My father worked in a bank in Manhattan, and every now and then I’d get to go with him. We’d take the train up to the city, I’d have fun playing in the bowels of the Greenwich Bank building, and then my godmother (who lived in the city) would pick me up and we’d go sightseeing.
During one of these trips – I’d have been around nine at the time – we went to a record store. Now this was around the time my friends were starting to pick up comedy albums…the kind that we sure as hell couldn’t let our parents know about. Steve Martin’s A Wild and Crazy Guy and Comedy Is Not Pretty!…Robin Williams’ Reality…What a Concept – that sort of thing. So, I’m walking around the record store and I find the “comedy” section. I decide to try and find something new. Something none of my friends and I had heard before. And there it was…this long-haired guy was sitting on a stool with his finger jammed way the hell up his nose, and there was a sticker telling me that this album contained “The Seven Words You Can’t Say On Television”. Sold.

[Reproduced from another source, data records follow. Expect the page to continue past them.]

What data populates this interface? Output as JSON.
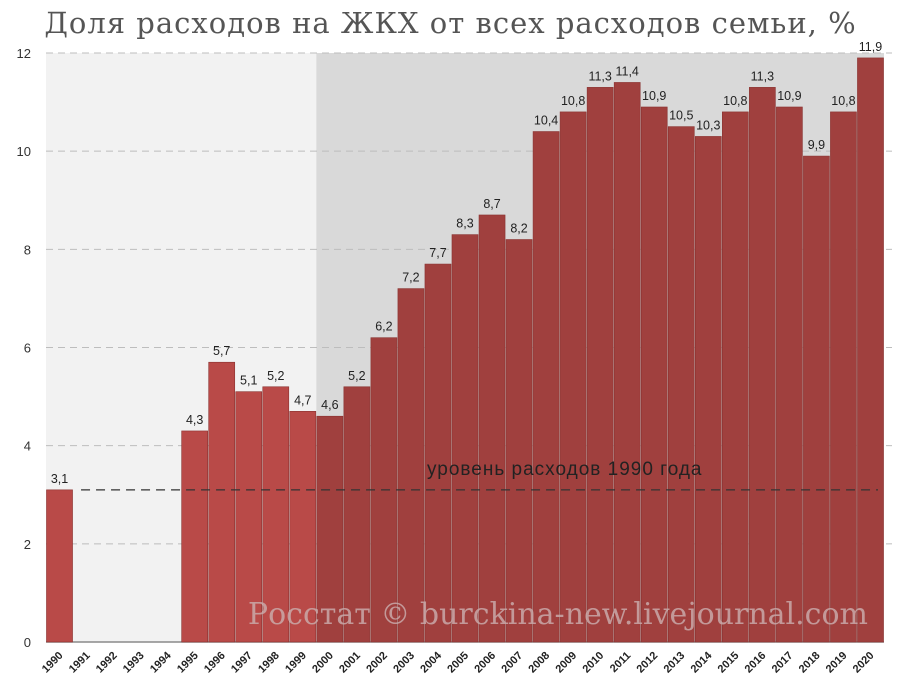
{
  "chart_data": {
    "type": "bar",
    "title": "Доля расходов на ЖКХ от всех расходов семьи, %",
    "categories": [
      "1990",
      "1991",
      "1992",
      "1993",
      "1994",
      "1995",
      "1996",
      "1997",
      "1998",
      "1999",
      "2000",
      "2001",
      "2002",
      "2003",
      "2004",
      "2005",
      "2006",
      "2007",
      "2008",
      "2009",
      "2010",
      "2011",
      "2012",
      "2013",
      "2014",
      "2015",
      "2016",
      "2017",
      "2018",
      "2019",
      "2020"
    ],
    "values": [
      3.1,
      null,
      null,
      null,
      null,
      4.3,
      5.7,
      5.1,
      5.2,
      4.7,
      4.6,
      5.2,
      6.2,
      7.2,
      7.7,
      8.3,
      8.7,
      8.2,
      10.4,
      10.8,
      11.3,
      11.4,
      10.9,
      10.5,
      10.3,
      10.8,
      11.3,
      10.9,
      9.9,
      10.8,
      11.9
    ],
    "value_labels": [
      "3,1",
      "",
      "",
      "",
      "",
      "4,3",
      "5,7",
      "5,1",
      "5,2",
      "4,7",
      "4,6",
      "5,2",
      "6,2",
      "7,2",
      "7,7",
      "8,3",
      "8,7",
      "8,2",
      "10,4",
      "10,8",
      "11,3",
      "11,4",
      "10,9",
      "10,5",
      "10,3",
      "10,8",
      "11,3",
      "10,9",
      "9,9",
      "10,8",
      "11,9"
    ],
    "y_ticks": [
      "0",
      "2",
      "4",
      "6",
      "8",
      "10",
      "12"
    ],
    "ylim": [
      0,
      12
    ],
    "grid": true,
    "reference_line": {
      "value": 3.1,
      "label": "уровень расходов 1990 года",
      "style": "dashed"
    },
    "background_shading": [
      {
        "from": "1990",
        "to": "1999",
        "color": "#f2f2f2"
      },
      {
        "from": "2000",
        "to": "2020",
        "color": "#d9d9d9"
      }
    ],
    "colors": {
      "bars_1990s": "#b94a48",
      "bars_2000s": "#a0403e",
      "title": "#555555"
    },
    "watermark": "Росстат © burckina-new.livejournal.com"
  }
}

I also bought K-Tel’s Wings Of Sound, as a cover story. After all, I had to sit in a train for a couple of hours with dad, and there was no way I could let him know I had bought filth such as this.

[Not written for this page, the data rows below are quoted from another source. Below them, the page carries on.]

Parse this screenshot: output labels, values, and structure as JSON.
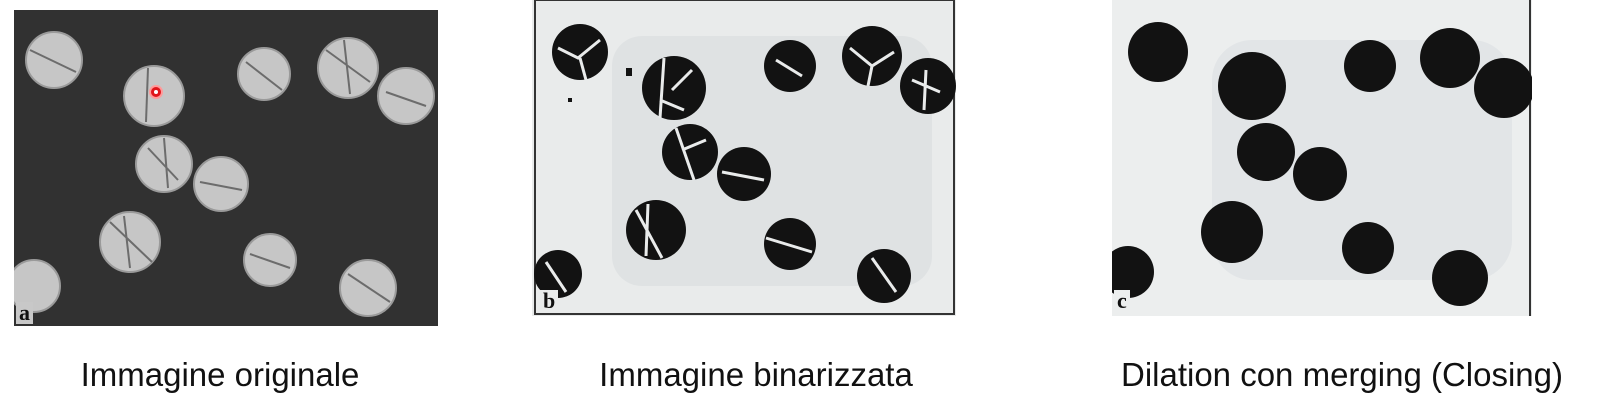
{
  "panels": [
    {
      "letter": "a",
      "caption": "Immagine originale"
    },
    {
      "letter": "b",
      "caption": "Immagine binarizzata"
    },
    {
      "letter": "c",
      "caption": "Dilation con merging (Closing)"
    }
  ],
  "colors": {
    "original_background": "#303030",
    "grain_fill": "#c8c8c8",
    "binary_background": "#e6e8e8",
    "binary_grain": "#111111",
    "marker": "#e0151b"
  }
}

I wasn’t in the door two minutes when mom swooped over and grabbed the bag away from me. She inspected my purchases, found my brand-new copy of Class Clown, and was practically overcome with the vapors. I was told to take that album straight outside and throw it right in the trash where it belonged. I protested, but it was no use. Out it went, to be placed very carefully on top of the trash bags, making sure not to get anything particularly slimy on it. That evening, of course, it was retrieved and stashed under my bed.
The next day, while dad was at work and mom was busy upstairs, I crept into the family room, put the album on the family stereo, turned the volume down to “1”, and pressed my ear up against the speaker. I lasted about three minutes before I had to stop…I couldn’t stifle my laughter any longer, and mom would surely become suspicious if I kept busting a gut over “nothing”.

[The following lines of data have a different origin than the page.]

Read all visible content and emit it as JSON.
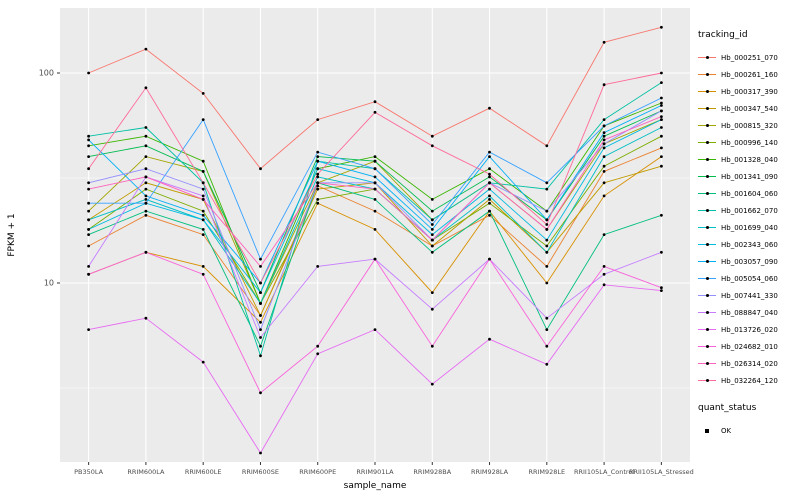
{
  "chart_data": {
    "type": "line",
    "xlabel": "sample_name",
    "ylabel": "FPKM + 1",
    "y_scale": "log10",
    "y_ticks": [
      10,
      100
    ],
    "y_minor_gridlines": [
      3.162,
      31.623
    ],
    "panel_bg": "#EBEBEB",
    "grid_color": "#FFFFFF",
    "point_color": "#000000",
    "x_categories": [
      "PB350LA",
      "RRIM600LA",
      "RRIM600LE",
      "RRIM600SE",
      "RRIM600PE",
      "RRIM901LA",
      "RRIM928BA",
      "RRIM928LA",
      "RRIM928LE",
      "RRII105LA_Control",
      "RRII105LA_Stressed"
    ],
    "series": [
      {
        "name": "Hb_000251_070",
        "color": "#F8766D",
        "values": [
          100,
          130,
          80,
          35,
          60,
          73,
          50,
          68,
          45,
          140,
          165
        ]
      },
      {
        "name": "Hb_000261_160",
        "color": "#EA8331",
        "values": [
          15,
          21,
          17,
          7,
          29,
          22,
          15,
          21,
          12,
          34,
          44
        ]
      },
      {
        "name": "Hb_000317_390",
        "color": "#D89000",
        "values": [
          11,
          14,
          12,
          6.5,
          24,
          18,
          9,
          22,
          10,
          26,
          40
        ]
      },
      {
        "name": "Hb_000347_540",
        "color": "#C09B00",
        "values": [
          20,
          30,
          25,
          7,
          28,
          30,
          15,
          25,
          14,
          30,
          36
        ]
      },
      {
        "name": "Hb_000815_320",
        "color": "#A3A500",
        "values": [
          22,
          40,
          34,
          8,
          30,
          38,
          20,
          30,
          18,
          46,
          60
        ]
      },
      {
        "name": "Hb_000996_140",
        "color": "#7CAE00",
        "values": [
          18,
          28,
          22,
          8,
          25,
          28,
          16,
          24,
          15,
          36,
          50
        ]
      },
      {
        "name": "Hb_001328_040",
        "color": "#39B600",
        "values": [
          45,
          50,
          38,
          8,
          35,
          40,
          25,
          35,
          22,
          56,
          72
        ]
      },
      {
        "name": "Hb_001341_090",
        "color": "#00BB4E",
        "values": [
          40,
          45,
          34,
          9,
          40,
          38,
          22,
          32,
          20,
          50,
          66
        ]
      },
      {
        "name": "Hb_001604_060",
        "color": "#00BF7D",
        "values": [
          17,
          22,
          18,
          5,
          30,
          25,
          14,
          22,
          6,
          17,
          21
        ]
      },
      {
        "name": "Hb_001662_070",
        "color": "#00C1A3",
        "values": [
          50,
          55,
          30,
          4.5,
          38,
          35,
          20,
          30,
          28,
          60,
          90
        ]
      },
      {
        "name": "Hb_001699_040",
        "color": "#00BFC4",
        "values": [
          20,
          25,
          20,
          8,
          32,
          28,
          16,
          26,
          14,
          40,
          55
        ]
      },
      {
        "name": "Hb_002343_060",
        "color": "#00BAE0",
        "values": [
          18,
          24,
          20,
          9,
          35,
          30,
          17,
          28,
          16,
          44,
          60
        ]
      },
      {
        "name": "Hb_003057_090",
        "color": "#00B0F6",
        "values": [
          48,
          26,
          21,
          10,
          38,
          32,
          18,
          40,
          20,
          52,
          70
        ]
      },
      {
        "name": "Hb_005054_060",
        "color": "#35A2FF",
        "values": [
          24,
          24,
          60,
          13,
          42,
          35,
          19,
          42,
          30,
          56,
          76
        ]
      },
      {
        "name": "Hb_007441_330",
        "color": "#9590FF",
        "values": [
          30,
          35,
          28,
          6,
          30,
          30,
          16,
          30,
          22,
          46,
          66
        ]
      },
      {
        "name": "Hb_088847_040",
        "color": "#C77CFF",
        "values": [
          12,
          32,
          26,
          5.5,
          12,
          13,
          7.5,
          13,
          6.8,
          11,
          14
        ]
      },
      {
        "name": "Hb_013726_020",
        "color": "#E76BF3",
        "values": [
          6,
          6.8,
          4.2,
          1.55,
          4.6,
          6,
          3.3,
          5.4,
          4.1,
          9.8,
          9.2
        ]
      },
      {
        "name": "Hb_024682_010",
        "color": "#FA62DB",
        "values": [
          11,
          14,
          11,
          3,
          5,
          13,
          5,
          13,
          5,
          12,
          9.5
        ]
      },
      {
        "name": "Hb_026314_020",
        "color": "#FF62BC",
        "values": [
          28,
          32,
          25,
          12,
          30,
          28,
          16,
          30,
          18,
          48,
          62
        ]
      },
      {
        "name": "Hb_032264_120",
        "color": "#FF6A98",
        "values": [
          35,
          85,
          30,
          10,
          33,
          65,
          45,
          33,
          19,
          88,
          100
        ]
      }
    ],
    "legend": {
      "tracking_title": "tracking_id",
      "quant_title": "quant_status",
      "quant_items": [
        {
          "label": "OK",
          "color": "#000000"
        }
      ]
    }
  }
}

It was another two or three days until I was left alone in the house long enough to give it a full listen. I made sure to bring my little portable tape recorder with me, that way I’d be able to stealthily listen to a recording of it whenever I liked.
In retrospect, I have to wonder if mom knew full well that I’d go and fish that album out of the trash (dad, of course, would’ve snapped it right in two). If so, well, thanks mom…and thank you George…you both did a wonderful job in giving me a balance of nurturing and corrupting influences.